We could show that Kokkos can be used to write performant Dslash implementations for both CPU and GPU architectures. We summarize our performance achievement in the table below:
However, it is likely that the poor behavior in the case of KNL SRHS is not due to Kokkos, but to compiler being unable to find sufficient (if any) vectorization opportunity, which also will cause issues for memory traffic, i.e. if data is not read/written using aligned vector loads/stores.
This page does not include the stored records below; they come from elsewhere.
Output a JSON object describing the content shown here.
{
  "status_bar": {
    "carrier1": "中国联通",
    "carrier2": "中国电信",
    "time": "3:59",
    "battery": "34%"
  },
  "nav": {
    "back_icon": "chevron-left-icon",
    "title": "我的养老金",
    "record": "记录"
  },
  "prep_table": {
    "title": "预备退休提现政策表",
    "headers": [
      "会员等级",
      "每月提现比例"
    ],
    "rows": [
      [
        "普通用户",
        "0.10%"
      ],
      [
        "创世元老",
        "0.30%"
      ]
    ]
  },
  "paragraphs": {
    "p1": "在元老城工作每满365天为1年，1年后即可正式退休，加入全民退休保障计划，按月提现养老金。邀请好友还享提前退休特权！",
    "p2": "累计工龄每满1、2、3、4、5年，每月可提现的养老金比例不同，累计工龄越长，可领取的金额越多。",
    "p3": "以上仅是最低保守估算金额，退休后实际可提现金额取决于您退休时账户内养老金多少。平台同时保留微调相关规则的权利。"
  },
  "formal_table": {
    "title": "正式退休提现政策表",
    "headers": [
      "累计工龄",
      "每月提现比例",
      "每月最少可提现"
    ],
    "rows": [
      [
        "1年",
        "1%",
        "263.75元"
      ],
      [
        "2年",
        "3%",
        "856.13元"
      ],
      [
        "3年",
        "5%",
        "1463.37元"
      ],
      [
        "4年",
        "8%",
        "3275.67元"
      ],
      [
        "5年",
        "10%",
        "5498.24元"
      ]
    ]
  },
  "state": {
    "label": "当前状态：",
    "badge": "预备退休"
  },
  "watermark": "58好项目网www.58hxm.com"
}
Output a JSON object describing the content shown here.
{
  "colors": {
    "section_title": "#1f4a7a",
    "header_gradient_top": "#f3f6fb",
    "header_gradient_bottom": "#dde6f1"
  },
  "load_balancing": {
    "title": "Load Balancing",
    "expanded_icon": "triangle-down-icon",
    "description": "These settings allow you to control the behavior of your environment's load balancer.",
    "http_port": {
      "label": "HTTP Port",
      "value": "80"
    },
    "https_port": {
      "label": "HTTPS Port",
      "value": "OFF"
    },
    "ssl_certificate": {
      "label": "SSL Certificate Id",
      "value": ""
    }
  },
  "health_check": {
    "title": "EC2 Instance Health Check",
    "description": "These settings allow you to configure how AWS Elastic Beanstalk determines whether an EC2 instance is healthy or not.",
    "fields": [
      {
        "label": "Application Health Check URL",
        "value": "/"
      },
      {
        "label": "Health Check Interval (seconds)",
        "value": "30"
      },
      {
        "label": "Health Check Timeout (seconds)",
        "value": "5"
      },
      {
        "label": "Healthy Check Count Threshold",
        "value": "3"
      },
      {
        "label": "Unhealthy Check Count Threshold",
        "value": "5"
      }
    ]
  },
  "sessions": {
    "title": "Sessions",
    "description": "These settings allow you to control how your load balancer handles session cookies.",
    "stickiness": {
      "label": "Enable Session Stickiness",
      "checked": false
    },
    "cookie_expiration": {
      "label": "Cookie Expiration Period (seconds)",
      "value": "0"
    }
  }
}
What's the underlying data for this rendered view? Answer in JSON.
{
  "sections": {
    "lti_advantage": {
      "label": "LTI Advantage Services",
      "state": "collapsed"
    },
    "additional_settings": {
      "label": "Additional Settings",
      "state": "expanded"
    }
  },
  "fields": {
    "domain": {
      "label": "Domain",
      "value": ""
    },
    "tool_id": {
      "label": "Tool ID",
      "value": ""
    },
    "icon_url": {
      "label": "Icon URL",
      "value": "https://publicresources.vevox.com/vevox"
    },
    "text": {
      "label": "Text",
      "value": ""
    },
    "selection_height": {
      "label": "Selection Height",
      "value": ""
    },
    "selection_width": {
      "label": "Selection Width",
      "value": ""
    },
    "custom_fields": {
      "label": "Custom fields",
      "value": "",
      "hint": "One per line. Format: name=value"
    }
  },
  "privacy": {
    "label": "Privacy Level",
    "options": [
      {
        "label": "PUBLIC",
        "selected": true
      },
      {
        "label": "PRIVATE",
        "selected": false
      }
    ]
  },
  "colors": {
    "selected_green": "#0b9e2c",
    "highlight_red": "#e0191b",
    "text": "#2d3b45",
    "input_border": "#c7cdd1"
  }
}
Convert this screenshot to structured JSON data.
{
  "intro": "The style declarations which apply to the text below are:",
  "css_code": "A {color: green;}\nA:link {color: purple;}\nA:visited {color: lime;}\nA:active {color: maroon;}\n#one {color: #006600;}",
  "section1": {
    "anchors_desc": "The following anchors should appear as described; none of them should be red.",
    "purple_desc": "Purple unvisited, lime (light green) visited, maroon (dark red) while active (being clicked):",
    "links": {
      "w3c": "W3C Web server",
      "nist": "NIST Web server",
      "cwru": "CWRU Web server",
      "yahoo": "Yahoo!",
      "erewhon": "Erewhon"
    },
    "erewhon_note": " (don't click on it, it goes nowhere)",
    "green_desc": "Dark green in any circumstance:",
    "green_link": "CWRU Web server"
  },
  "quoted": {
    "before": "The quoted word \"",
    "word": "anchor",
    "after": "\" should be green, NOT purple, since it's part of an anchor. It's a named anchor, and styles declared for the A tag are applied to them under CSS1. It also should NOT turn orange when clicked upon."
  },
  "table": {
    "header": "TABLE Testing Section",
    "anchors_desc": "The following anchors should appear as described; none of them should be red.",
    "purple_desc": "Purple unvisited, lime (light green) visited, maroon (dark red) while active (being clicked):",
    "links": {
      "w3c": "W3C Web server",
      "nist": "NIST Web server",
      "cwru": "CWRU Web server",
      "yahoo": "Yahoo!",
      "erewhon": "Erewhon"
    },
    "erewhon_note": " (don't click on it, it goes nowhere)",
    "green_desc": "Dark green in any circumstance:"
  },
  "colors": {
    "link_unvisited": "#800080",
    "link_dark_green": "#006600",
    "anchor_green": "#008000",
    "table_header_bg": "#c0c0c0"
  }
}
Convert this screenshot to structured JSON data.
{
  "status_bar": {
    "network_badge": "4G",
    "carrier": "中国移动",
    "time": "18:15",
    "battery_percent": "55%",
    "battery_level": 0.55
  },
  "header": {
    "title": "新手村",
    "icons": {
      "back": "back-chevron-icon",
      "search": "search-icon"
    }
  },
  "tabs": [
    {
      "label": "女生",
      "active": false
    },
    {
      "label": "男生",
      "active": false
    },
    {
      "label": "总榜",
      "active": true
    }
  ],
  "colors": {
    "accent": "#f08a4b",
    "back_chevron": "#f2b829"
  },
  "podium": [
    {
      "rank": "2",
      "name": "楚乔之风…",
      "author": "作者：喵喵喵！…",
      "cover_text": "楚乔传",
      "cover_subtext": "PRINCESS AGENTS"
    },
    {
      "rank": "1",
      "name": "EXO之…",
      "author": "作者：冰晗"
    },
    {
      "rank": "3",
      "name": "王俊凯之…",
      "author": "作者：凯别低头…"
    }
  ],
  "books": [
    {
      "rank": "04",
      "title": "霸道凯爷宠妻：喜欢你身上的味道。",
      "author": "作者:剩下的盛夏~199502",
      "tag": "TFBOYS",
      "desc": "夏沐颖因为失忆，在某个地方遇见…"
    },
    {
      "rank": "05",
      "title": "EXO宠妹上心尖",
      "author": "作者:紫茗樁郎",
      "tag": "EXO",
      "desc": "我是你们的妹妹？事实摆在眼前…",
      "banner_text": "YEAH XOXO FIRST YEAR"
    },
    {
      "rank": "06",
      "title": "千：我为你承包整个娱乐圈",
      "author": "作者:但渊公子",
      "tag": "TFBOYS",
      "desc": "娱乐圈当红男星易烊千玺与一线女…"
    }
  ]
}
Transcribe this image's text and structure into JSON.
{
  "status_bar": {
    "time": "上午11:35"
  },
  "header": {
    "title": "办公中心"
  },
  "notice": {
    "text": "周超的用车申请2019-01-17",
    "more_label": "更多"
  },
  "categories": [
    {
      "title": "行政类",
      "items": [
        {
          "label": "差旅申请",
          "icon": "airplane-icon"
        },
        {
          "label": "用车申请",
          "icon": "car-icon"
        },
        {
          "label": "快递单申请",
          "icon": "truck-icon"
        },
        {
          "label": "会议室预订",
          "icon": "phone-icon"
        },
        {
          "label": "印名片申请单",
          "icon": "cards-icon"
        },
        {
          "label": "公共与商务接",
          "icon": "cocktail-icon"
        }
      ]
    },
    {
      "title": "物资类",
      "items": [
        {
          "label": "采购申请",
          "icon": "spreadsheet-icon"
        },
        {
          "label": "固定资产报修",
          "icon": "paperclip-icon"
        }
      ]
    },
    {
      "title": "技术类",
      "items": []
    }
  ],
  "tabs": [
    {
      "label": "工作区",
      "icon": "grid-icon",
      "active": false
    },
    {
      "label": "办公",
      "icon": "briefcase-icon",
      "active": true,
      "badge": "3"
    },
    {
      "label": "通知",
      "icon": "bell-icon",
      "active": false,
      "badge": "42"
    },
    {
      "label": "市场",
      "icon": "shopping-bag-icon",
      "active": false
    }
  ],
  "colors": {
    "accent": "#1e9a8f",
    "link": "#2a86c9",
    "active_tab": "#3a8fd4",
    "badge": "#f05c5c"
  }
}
The underlying cause for the low performance of MRHS compared to QUDA on GPUs is still being investigated, for example, it is still up in the air as to whether latencies could be reduced by reducing indexing arithmetic (e.g. with Kokkos subviews) or memory latencies could be reduced, e.g. by loading the gauge field into shared memory. It is likely that on the KNL, starting from the multi-right hand side Dslash we could probably move to a better, vectorized SRHS operator, for example by adopting the virtual node layout of Grid. It is also likely that such an operator would have a reasonable (OK) performance on the GPUs based on the measurements made with the MRHS operator on GPUs. However, it is not immediately clear whether it would outperform the most naive implementation for SRHS which achieves 98% of QUDA performance on Volta. This leaves us with a more difficult performance portability question: Even if the code itself is performance portable (similar absolute GFLOPS performance on both CPU and GPU), in terms of extracting maximum available performance from a given architecture, is the algorithm itself performance portable?